From
the BBC» :
A young driver who caused the death of two friends when he crashed his car into a high speed train has taken part in a hard-hitting safety film.
Richard Fleming, 20, is in a Network Rail film being used to educate drivers of level crossing dangers.
Two years ago he was given a five-year custodial sentence after he admitted causing death by dangerous driving.
In the film he said the crash at Delny level crossing, near Invergordon, had left him "broken and buckled".
Fleming, of Tain, Easter Ross, had been giving his friends a lift to college when he drove over an automatic level crossing, ploughing into a train.
The crash, in February 2007, killed 17-year-old Paul Oliver at the scene of the crash. Another passenger, Allan Thain, also 17, died five days later in hospital.
As Fleming's car had approached the crossing warning lights were flashing to alert drivers that a train was coming.
In the film, Fleming warns other drivers: "You don't want to lose any of your close friends through fooling about. Bad things can happen and they can change your life forever."
Speaking about the crash, he said: "I was just buckled and broken. It will always be with me emotionally."

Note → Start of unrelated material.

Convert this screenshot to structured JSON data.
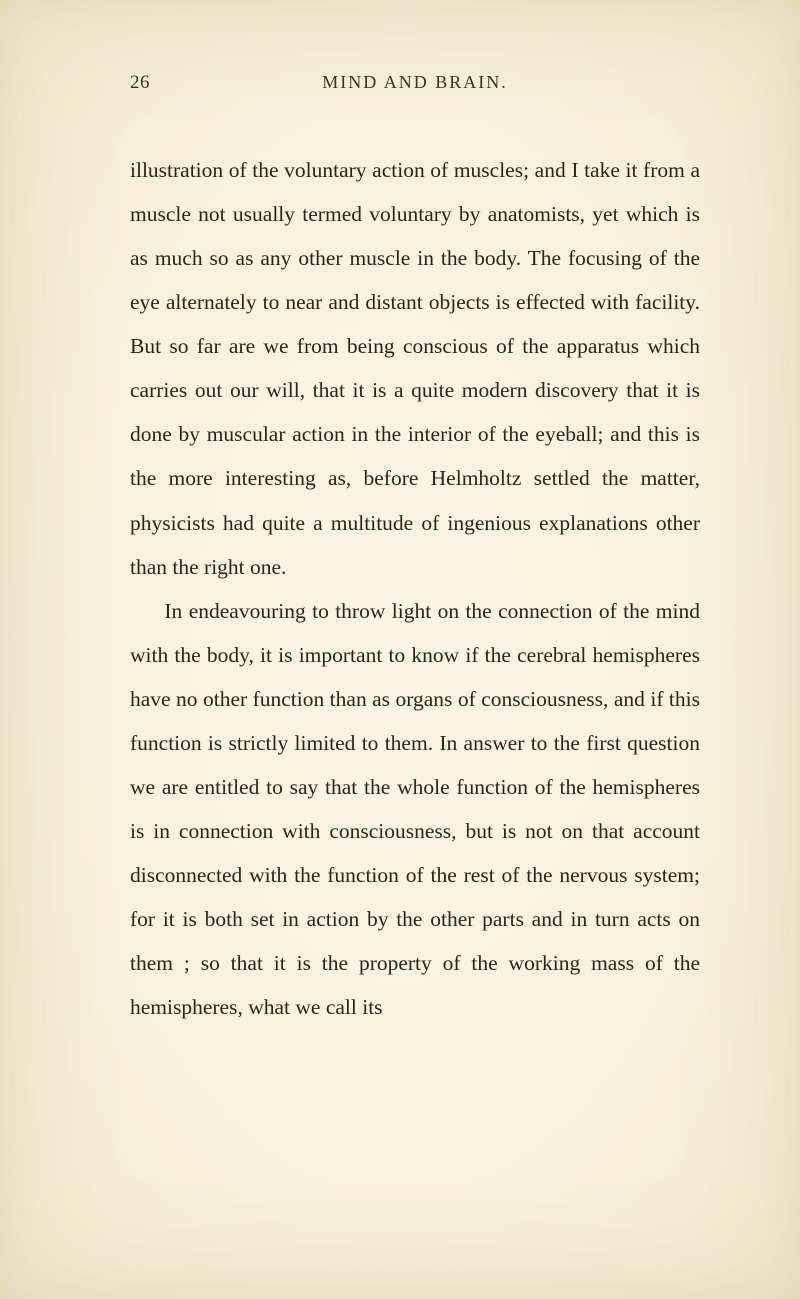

A Network Rail spokesman said "Motorist misuse of level crossings is one of the biggest risks to the safe running of the rail network."
He added that Network Rail was committed to "educating young people in particular of the dangers".
The spokesman said: "The DVD of Richard Fleming is designed to be a tool to get across to young people the life-changing risks motorists take when they gamble with the lights at a level crossing."